Somehow or other most of the country seems to have allowed the neat filing away of 9/11. Sure, there are people out there who think more -- too much -- has not yet been told about 9/11 than should be. But they need to be careful. There's a little history of job loss for those speak their doubt openly. That's a scandal in itself. Evidently it's another mess from which we're willing to "move on."
Here's a framing job on 9/11 that we shouldn't accept: that the attack justified a military response. Many believed and continue to believe that the attack, terrible as it was, called for swift and effective law enforcement. This was overruled by a White House which fed us lies in order to take us into two wars based on a criminal action by foreign extremists on home soil.
Senator Lindsey Graham is one of those for whom preserving the "military option" is very important. Don't forget: if questions arise the military's role, then further, more embarrassing, questions will have to be answered about two terms of a Republican presidency and the lies that sustained it.
Perhaps that's another reason why Senator Graham is taking a hard line right now about those Guantanamo prisoners.
Sen.
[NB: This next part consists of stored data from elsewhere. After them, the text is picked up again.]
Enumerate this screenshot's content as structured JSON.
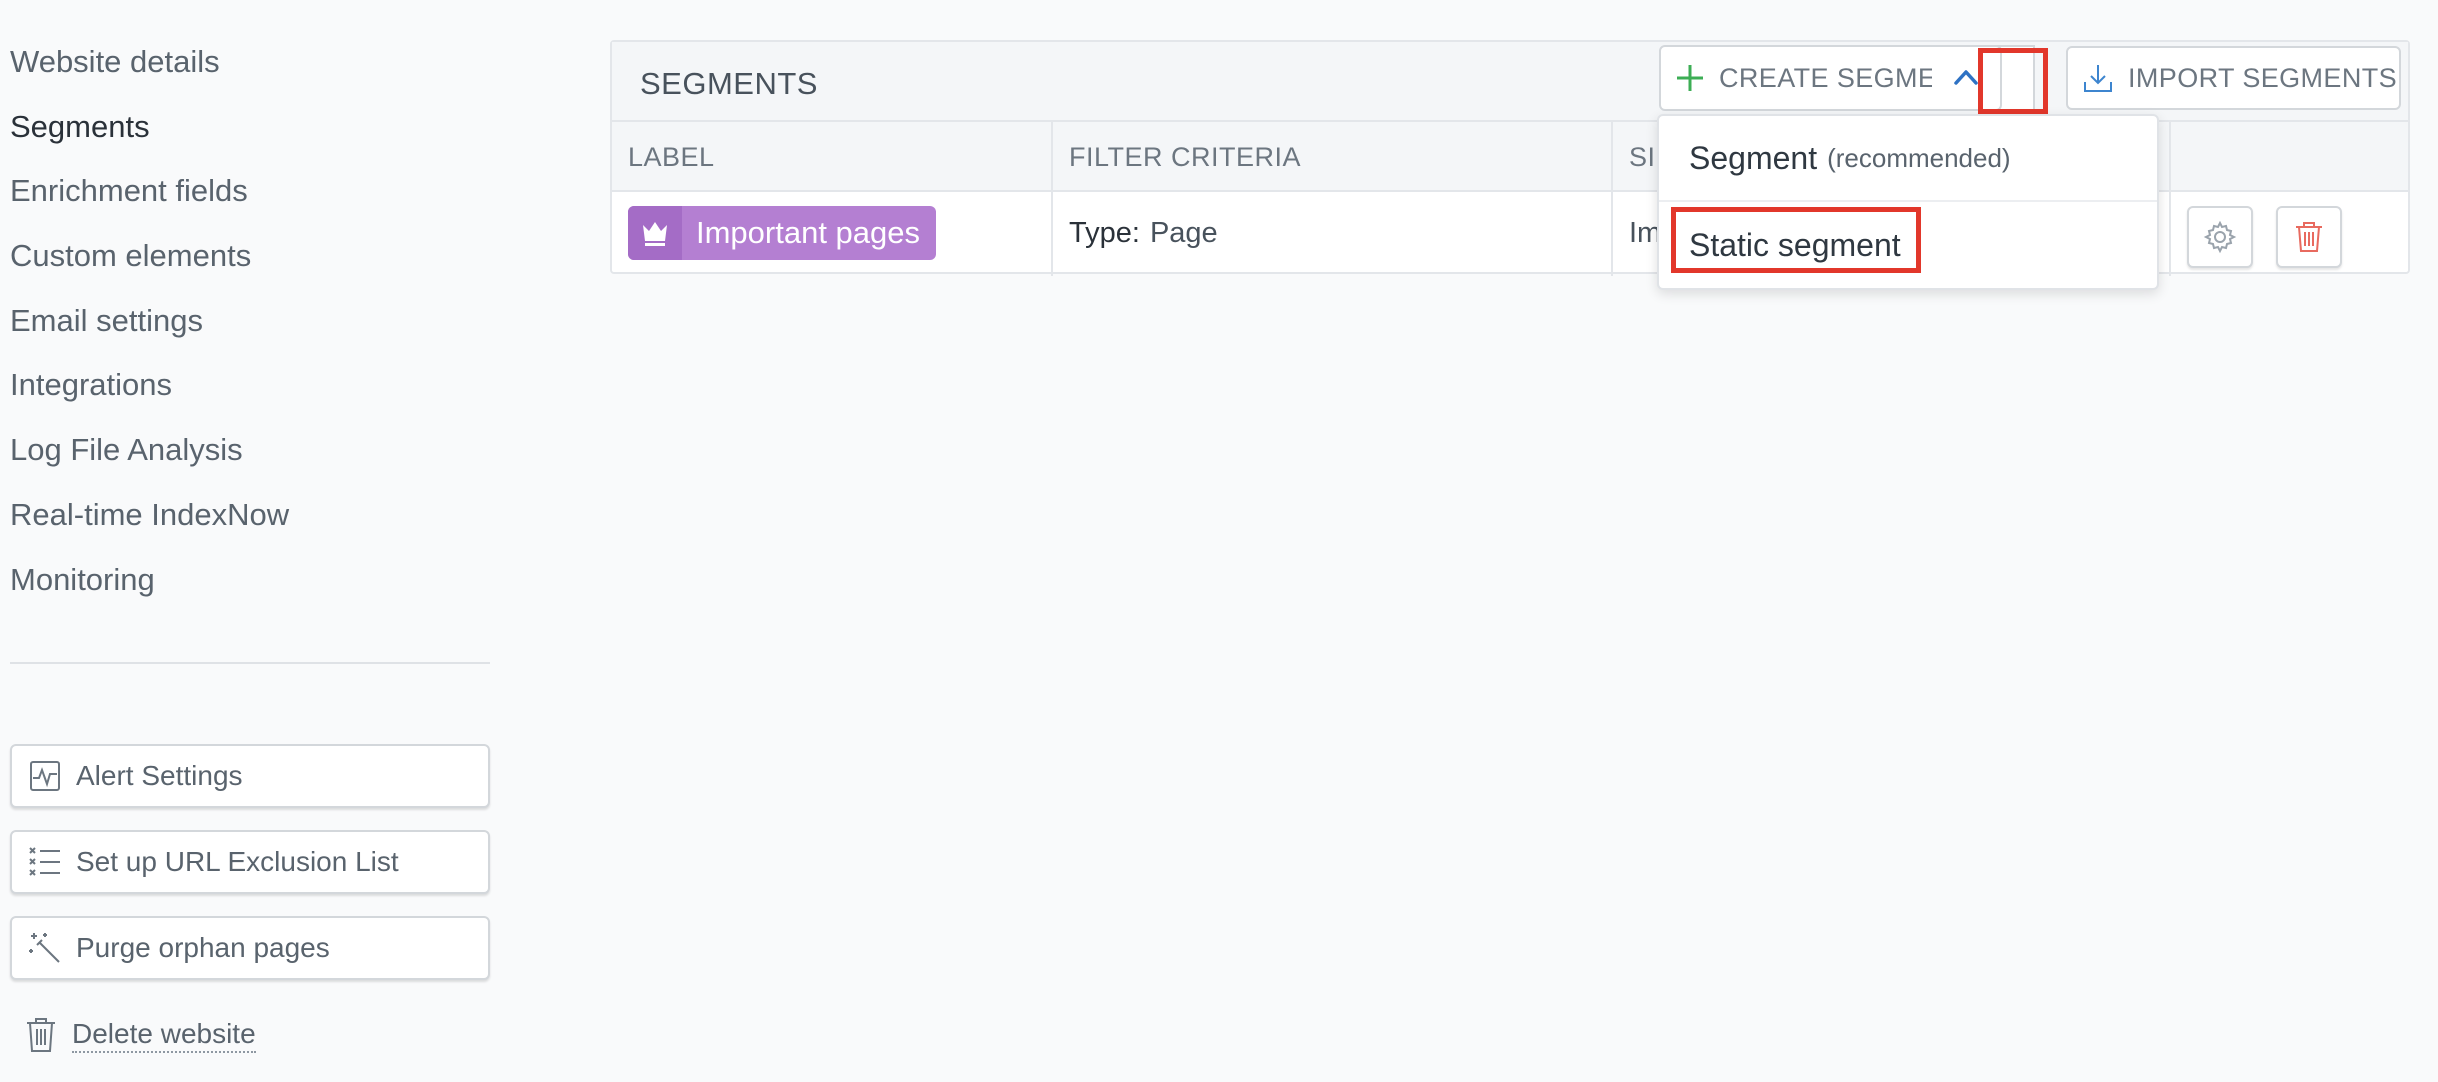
{
  "sidebar": {
    "nav": [
      {
        "label": "Website details",
        "active": false
      },
      {
        "label": "Segments",
        "active": true
      },
      {
        "label": "Enrichment fields",
        "active": false
      },
      {
        "label": "Custom elements",
        "active": false
      },
      {
        "label": "Email settings",
        "active": false
      },
      {
        "label": "Integrations",
        "active": false
      },
      {
        "label": "Log File Analysis",
        "active": false
      },
      {
        "label": "Real-time IndexNow",
        "active": false
      },
      {
        "label": "Monitoring",
        "active": false
      }
    ],
    "buttons": [
      {
        "label": "Alert Settings",
        "icon": "activity-chart-icon"
      },
      {
        "label": "Set up URL Exclusion List",
        "icon": "exclusion-list-icon"
      },
      {
        "label": "Purge orphan pages",
        "icon": "magic-wand-icon"
      }
    ],
    "delete_website": {
      "label": "Delete website",
      "icon": "trash-icon"
    }
  },
  "segments_panel": {
    "title": "SEGMENTS",
    "create_button": {
      "label": "CREATE SEGMENT",
      "icon": "plus-icon",
      "accent": "#3cae55"
    },
    "caret_button": {
      "icon": "chevron-up-icon",
      "accent": "#2e72c4"
    },
    "import_button": {
      "label": "IMPORT SEGMENTS",
      "icon": "download-icon"
    },
    "columns": [
      "LABEL",
      "FILTER CRITERIA",
      "SI"
    ],
    "rows": [
      {
        "label": "Important pages",
        "label_icon": "crown-icon",
        "label_color": "#b47fd2",
        "filter_key": "Type:",
        "filter_value": "Page",
        "size_text": "Im"
      }
    ],
    "row_actions": [
      {
        "icon": "gear-icon"
      },
      {
        "icon": "trash-icon",
        "color": "#e86a5f"
      }
    ]
  },
  "dropdown": {
    "items": [
      {
        "label": "Segment",
        "note": "(recommended)"
      },
      {
        "label": "Static segment",
        "highlighted": true
      }
    ]
  },
  "highlight_color": "#e2372b"
}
Lindsey Graham, R-S.C., is trying to prevent the Obama administration from holding criminal trials in civilian courts for the alleged Sept. 11 plotters instead of bringing them before military commissions.
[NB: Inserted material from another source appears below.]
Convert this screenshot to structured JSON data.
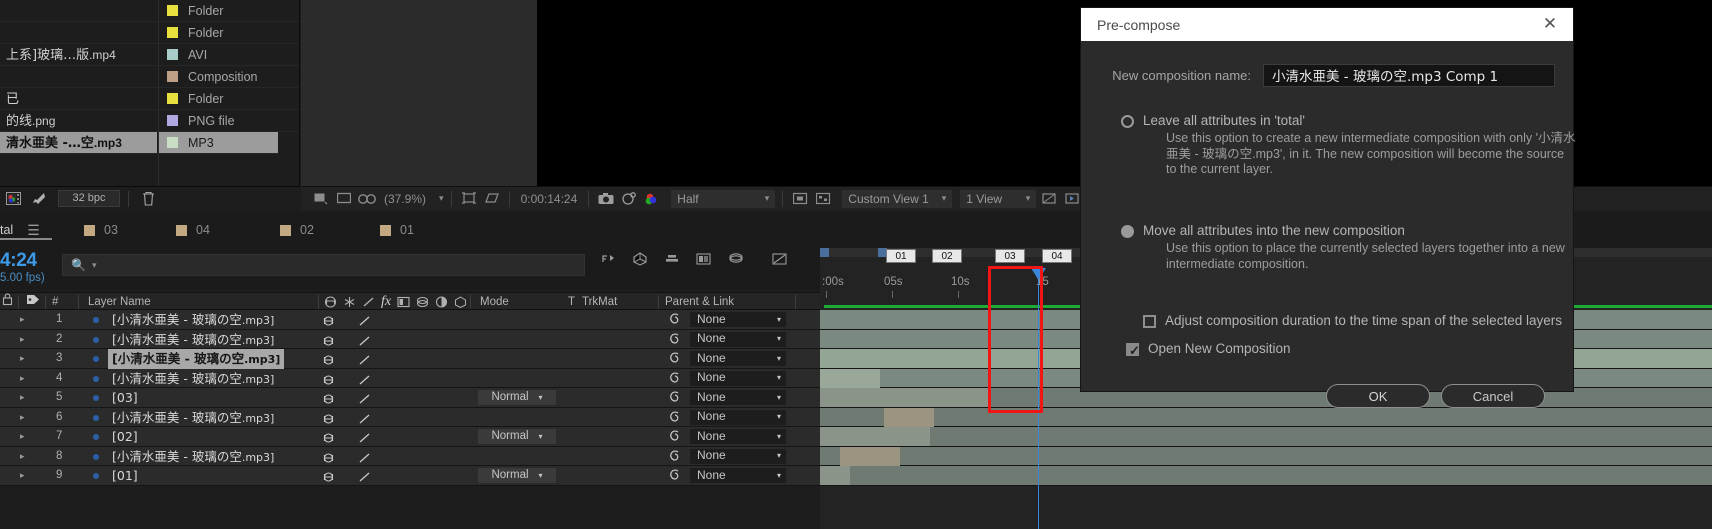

Graham, who helped craft the 2006 law that established the military commissions, said Friday that he'd attached an amendment to an appropriations bill that would prohibit the Obama administration from spending money on the prosecution and trial of the accused terrorists before U.S. civilian federal judges.
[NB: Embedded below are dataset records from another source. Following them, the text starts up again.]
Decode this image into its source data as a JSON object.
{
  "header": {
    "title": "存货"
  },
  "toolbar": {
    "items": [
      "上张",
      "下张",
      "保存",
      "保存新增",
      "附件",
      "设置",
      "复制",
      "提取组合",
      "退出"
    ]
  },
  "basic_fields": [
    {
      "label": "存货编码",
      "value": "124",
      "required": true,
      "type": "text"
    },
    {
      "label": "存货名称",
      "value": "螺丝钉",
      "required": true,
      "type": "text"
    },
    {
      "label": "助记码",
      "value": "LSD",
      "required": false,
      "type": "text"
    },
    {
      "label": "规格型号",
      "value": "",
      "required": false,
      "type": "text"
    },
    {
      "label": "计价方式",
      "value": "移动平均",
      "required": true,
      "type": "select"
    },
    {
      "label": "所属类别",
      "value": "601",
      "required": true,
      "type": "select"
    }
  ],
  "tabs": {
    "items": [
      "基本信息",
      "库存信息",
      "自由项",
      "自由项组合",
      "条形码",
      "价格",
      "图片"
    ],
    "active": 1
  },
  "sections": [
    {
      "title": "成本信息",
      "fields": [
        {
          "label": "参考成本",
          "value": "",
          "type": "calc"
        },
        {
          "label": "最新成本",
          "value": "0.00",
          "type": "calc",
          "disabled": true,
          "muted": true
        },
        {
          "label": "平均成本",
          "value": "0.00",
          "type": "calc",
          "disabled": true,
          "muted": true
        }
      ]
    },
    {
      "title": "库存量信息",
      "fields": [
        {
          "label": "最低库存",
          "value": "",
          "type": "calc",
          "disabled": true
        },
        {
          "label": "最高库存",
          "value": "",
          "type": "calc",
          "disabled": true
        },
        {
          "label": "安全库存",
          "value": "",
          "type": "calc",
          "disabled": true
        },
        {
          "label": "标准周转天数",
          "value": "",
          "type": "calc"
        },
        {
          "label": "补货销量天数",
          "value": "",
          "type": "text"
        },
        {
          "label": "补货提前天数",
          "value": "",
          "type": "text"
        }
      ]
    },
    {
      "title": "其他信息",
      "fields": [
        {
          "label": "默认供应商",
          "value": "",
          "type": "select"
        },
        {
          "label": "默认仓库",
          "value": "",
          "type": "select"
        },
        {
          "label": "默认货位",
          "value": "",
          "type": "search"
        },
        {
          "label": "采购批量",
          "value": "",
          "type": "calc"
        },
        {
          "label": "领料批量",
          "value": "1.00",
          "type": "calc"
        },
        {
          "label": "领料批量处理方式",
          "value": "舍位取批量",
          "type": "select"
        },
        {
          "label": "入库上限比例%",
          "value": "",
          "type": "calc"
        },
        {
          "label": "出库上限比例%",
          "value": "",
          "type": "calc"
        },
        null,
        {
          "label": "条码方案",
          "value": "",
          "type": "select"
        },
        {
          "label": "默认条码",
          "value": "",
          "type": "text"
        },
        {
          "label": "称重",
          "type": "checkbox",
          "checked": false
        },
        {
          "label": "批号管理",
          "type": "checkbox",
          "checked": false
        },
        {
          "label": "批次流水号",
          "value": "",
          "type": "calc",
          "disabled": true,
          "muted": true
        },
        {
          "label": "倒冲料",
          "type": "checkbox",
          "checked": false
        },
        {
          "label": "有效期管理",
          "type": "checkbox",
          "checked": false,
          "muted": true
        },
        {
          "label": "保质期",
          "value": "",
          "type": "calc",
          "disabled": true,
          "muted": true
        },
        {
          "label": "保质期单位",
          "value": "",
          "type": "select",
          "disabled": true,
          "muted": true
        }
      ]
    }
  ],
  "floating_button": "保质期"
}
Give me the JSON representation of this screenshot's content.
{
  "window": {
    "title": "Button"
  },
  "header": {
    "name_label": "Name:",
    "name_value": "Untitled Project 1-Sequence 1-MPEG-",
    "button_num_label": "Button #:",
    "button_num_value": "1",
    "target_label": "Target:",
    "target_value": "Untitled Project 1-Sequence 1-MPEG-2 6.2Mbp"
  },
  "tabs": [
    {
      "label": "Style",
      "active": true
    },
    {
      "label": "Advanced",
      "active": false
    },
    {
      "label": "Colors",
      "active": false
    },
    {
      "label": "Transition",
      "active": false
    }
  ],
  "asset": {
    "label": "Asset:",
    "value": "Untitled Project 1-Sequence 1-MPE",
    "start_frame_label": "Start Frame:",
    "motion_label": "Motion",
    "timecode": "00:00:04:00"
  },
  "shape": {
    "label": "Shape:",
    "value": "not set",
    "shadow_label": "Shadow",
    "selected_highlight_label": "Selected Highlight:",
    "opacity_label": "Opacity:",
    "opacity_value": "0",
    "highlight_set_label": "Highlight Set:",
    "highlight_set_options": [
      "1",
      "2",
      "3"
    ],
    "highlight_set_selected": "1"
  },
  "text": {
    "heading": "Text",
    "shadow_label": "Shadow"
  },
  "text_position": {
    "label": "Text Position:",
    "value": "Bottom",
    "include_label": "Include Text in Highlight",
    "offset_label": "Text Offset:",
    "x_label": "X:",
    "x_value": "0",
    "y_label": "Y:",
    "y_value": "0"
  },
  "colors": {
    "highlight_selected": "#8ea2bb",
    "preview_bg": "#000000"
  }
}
"Khalid Sheik Mohammed needs to be tried in a military tribunal," Graham said. "He's not a common criminal. He took up arms against the United States." ...McClatchy
Talk about putting lipstick on a pig! KSM is, if the law proves it, is a "common criminal" in spades. He wasn't a sovereign nation -- or even the agent of a nation -- taking up arms against the US. He planned the highjacking of commercial airliners and used them to murder thousands of people in New York and beyond.
Under the circumstances, the Obama administration's response seems both saner and more honest. As one Pentagon spokesperson put it: "It is the administration view that when you direct violence on innocent civilians in the continental United States, it may be appropriate that that person be brought to justice in a civilian public forum in the continental United States."
Trouble with that, for Lindsey Graham and others, is what it says about the Bush administration's handling of the whole disaster from day one. And the very wars Graham himself served in were illegal and unnecessary. Painful as it would be for him to have to face that, it's far worse if he requires that the country pay the price of his intransigence by being forced to lie about its history.